Well it wasn't long before I realized something wasn't right, I hit Ellwood City as planned, but I soon realized that my checkpoints were not appearing. I did not know it at the time but Mike and I deduced later that the winds aloft had swung from being nearly from the west when I called the briefer and did my planning, to north-north east. Where I was holding a bearing of 300, my aircraft was heading more like 270 due to a lack of proper wind correction. I did get a little panicky particularly because I knew I was flying close to Pittsburgh International class Bravo airspace. I dialed in the Akron VOR and much to my surprise it was telling me to fly a much more northerly heading that I expected. This did not sit well with me as I had still not thought I was so far south of my plotted course. I was about to turn around not wanting to continue further without finding a recognizable landmark when I just happened to look straight down, and lo and behold, out of sheer luck, I was directly over Youngstown Elser airport (4G4) and one of my checkpoints! I immediately course corrected and dialed in my 300 radial on the ACO VOR and then, seeing how the needle was moving away I finally realized something was up with the wind.

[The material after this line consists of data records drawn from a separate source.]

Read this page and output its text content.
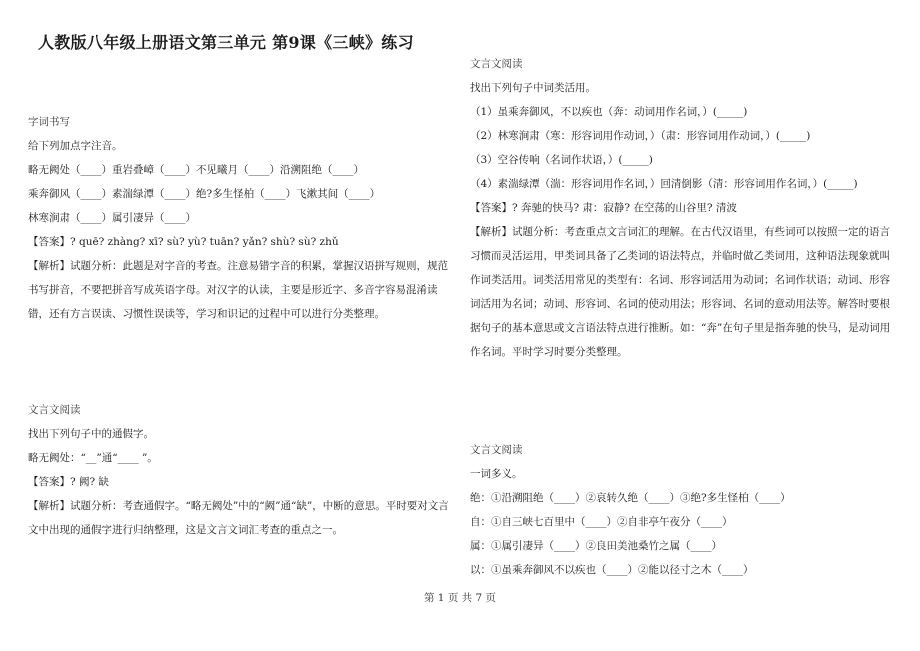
人教版八年级上册语文第三单元 第9课《三峡》练习

字词书写

给下列加点字注音。

略无阙处（____）重岩叠嶂（____）不见曦月（____）沿溯阻绝（____）

乘奔御风（____）素湍绿潭（____）绝?多生怪柏（____）飞漱其间（____）

林寒涧肃（____）属引凄异（____）

【答案】? quē? zhàng? xī? sù? yù? tuān? yǎn? shù? sù? zhǔ

【解析】试题分析：此题是对字音的考查。注意易错字音的积累，掌握汉语拼写规则，规范书写拼音，不要把拼音写成英语字母。对汉字的认读，主要是形近字、多音字容易混淆读错，还有方言误读、习惯性误读等，学习和识记的过程中可以进行分类整理。

文言文阅读

找出下列句子中的通假字。

略无阙处：“__”通“____ ”。

【答案】? 阙? 缺

【解析】试题分析：考查通假字。“略无阙处”中的“阙”通“缺”，中断的意思。平时要对文言文中出现的通假字进行归纳整理，这是文言文词汇考查的重点之一。

文言文阅读

找出下列句子中词类活用。

（1）虽乘奔御风，不以疾也（奔：动词用作名词，）(_____)

（2）林寒涧肃（寒：形容词用作动词，）（肃：形容词用作动词，）(_____)

（3）空谷传响（名词作状语，）(_____)

（4）素湍绿潭（湍：形容词用作名词，）回清倒影（清：形容词用作名词，）(_____)

【答案】? 奔驰的快马? 肃：寂静? 在空荡的山谷里? 清波

【解析】试题分析：考查重点文言词汇的理解。在古代汉语里，有些词可以按照一定的语言习惯而灵活运用，甲类词具备了乙类词的语法特点，并临时做乙类词用，这种语法现象就叫作词类活用。词类活用常见的类型有：名词、形容词活用为动词；名词作状语；动词、形容词活用为名词；动词、形容词、名词的使动用法；形容词、名词的意动用法等。解答时要根据句子的基本意思或文言语法特点进行推断。如：“奔”在句子里是指奔驰的快马，是动词用作名词。平时学习时要分类整理。

文言文阅读

一词多义。

绝：①沿溯阻绝（____）②哀转久绝（____）③绝?多生怪柏（____）

自：①自三峡七百里中（____）②自非亭午夜分（____）

属：①属引凄异（____）②良田美池桑竹之属（____）

以：①虽乘奔御风不以疾也（____）②能以径寸之木（____）

第 1 页 共 7 页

I course corrected and held the VOR heading and eventually overflew the VOR (my first TO-FROM flip experience) and then headed the last 7 miles up to 29G.

The airport was deserted and the runway in need of repair, but I swung the plane around after landing and navigated back home much more confidently using the landmarks and ded reckoning primarily with the VOR for backup. I would say all-in-all it was a great experience not to have the GPS on board as it showed me 1) how important it is to stay on your checkpoints and 2) I do have the capability to fly a fairly minimally equipped airplane X-country. I would recommend that every student perform their cross countries, at least one of them, with a heading change and ditch the GPS!

Sunday, January 13, 2008

First Solo X-Country

Courtesy of Skyvector.comJust had my first solo cross-country, and while everything went very smoothly and to plan, it was an incredibly exhilarating experience to fly by oneself to another airport and return safely back home. My instructor and I chose Port Meadville (GKJ) as it is almost a direct north heading and you can practically follow Route 79 all of the way from Zelienople to GKJ. The weather was a balmy 37 degrees F with virtually no wind to speak of but a rather low ceiling around 2,500 to 3,000 feet AGL.

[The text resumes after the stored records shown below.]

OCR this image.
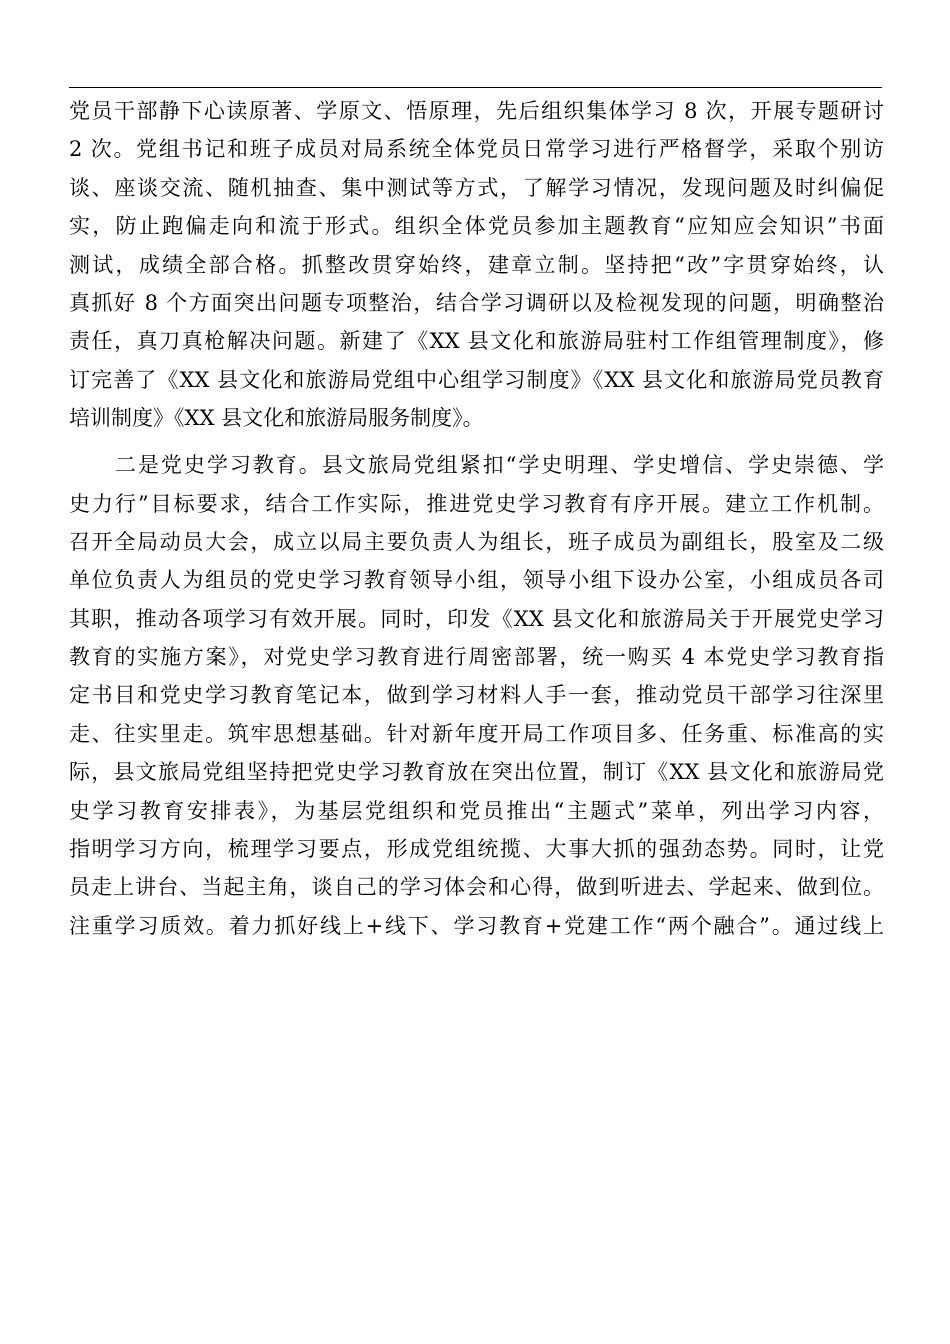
党员干部静下心读原著、学原文、悟原理，先后组织集体学习 8 次，开展专题研讨
2 次。党组书记和班子成员对局系统全体党员日常学习进行严格督学，采取个别访
谈、座谈交流、随机抽查、集中测试等方式，了解学习情况，发现问题及时纠偏促
实，防止跑偏走向和流于形式。组织全体党员参加主题教育“应知应会知识”书面
测试，成绩全部合格。抓整改贯穿始终，建章立制。坚持把“改”字贯穿始终，认
真抓好 8 个方面突出问题专项整治，结合学习调研以及检视发现的问题，明确整治
责任，真刀真枪解决问题。新建了《XX 县文化和旅游局驻村工作组管理制度》，修
订完善了《XX 县文化和旅游局党组中心组学习制度》《XX 县文化和旅游局党员教育
培训制度》《XX 县文化和旅游局服务制度》。
　　二是党史学习教育。县文旅局党组紧扣“学史明理、学史增信、学史崇德、学
史力行”目标要求，结合工作实际，推进党史学习教育有序开展。建立工作机制。
召开全局动员大会，成立以局主要负责人为组长，班子成员为副组长，股室及二级
单位负责人为组员的党史学习教育领导小组，领导小组下设办公室，小组成员各司
其职，推动各项学习有效开展。同时，印发《XX 县文化和旅游局关于开展党史学习
教育的实施方案》，对党史学习教育进行周密部署，统一购买 4 本党史学习教育指
定书目和党史学习教育笔记本，做到学习材料人手一套，推动党员干部学习往深里
走、往实里走。筑牢思想基础。针对新年度开局工作项目多、任务重、标准高的实
际，县文旅局党组坚持把党史学习教育放在突出位置，制订《XX 县文化和旅游局党
史学习教育安排表》，为基层党组织和党员推出“主题式”菜单，列出学习内容，
指明学习方向，梳理学习要点，形成党组统揽、大事大抓的强劲态势。同时，让党
员走上讲台、当起主角，谈自己的学习体会和心得，做到听进去、学起来、做到位。
注重学习质效。着力抓好线上+线下、学习教育+党建工作“两个融合”。通过线上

I got to the airport around 9AM performed a very thorough preflight, called in for a briefing and calculated my wind correction angle and heading from the winds aloft the briefer gave me. I pulled the plane out and went through the checklists which always do a good job of smoothing out the butterflies. Before I knew if I was calling my departure and enjoying the great lift the cold air provided. The trip was rather uneventful and I was able to hit my checkpoints within 10-30 seconds or so. I also shot some radials from a few VORs to double check but with 79 off to my right, it was pretty easy to feel comfortable with the navigation.

Approaching Port Meadville, I left the view of 79 and followed Route 19 which according to the map would take me straight to GKJ. The airport is actually hidden from view from the south by a ridge but faith in the map proved to serve me well and the airport popped into view on time. I had check the ATIS, there was no local traffic announcing a runway so I chose runway 25 and announced my intentions. Downwind for 25 at GKJ is interesting in that you basically are heading into a mountainside and then parallel that on base right over Route 79, pretty cool. The landing was relatively decent and soon I was taxing back for the takeoff.

The trip back was just as uneventful as before and I played the "what-if-my-engine-were-to-quit-now" game a fair amount. Soon Lake Moraine was in view, I announced on the PJC frequency that I was landing and Mike chirped on his handheld to check in on me, he was there getting ready for a lesson with another student. After landing, filling up and shutdown, I joined Mike for a debrief and a taco at the local Mexican restaurant right on the airport. I wasn't able to dally long as I was scheduled to join the CEO of BitArmor and the wives for a little R&R at the Pitt-Seton Hall hoops game. A pretty darn good way to spend a Saturday!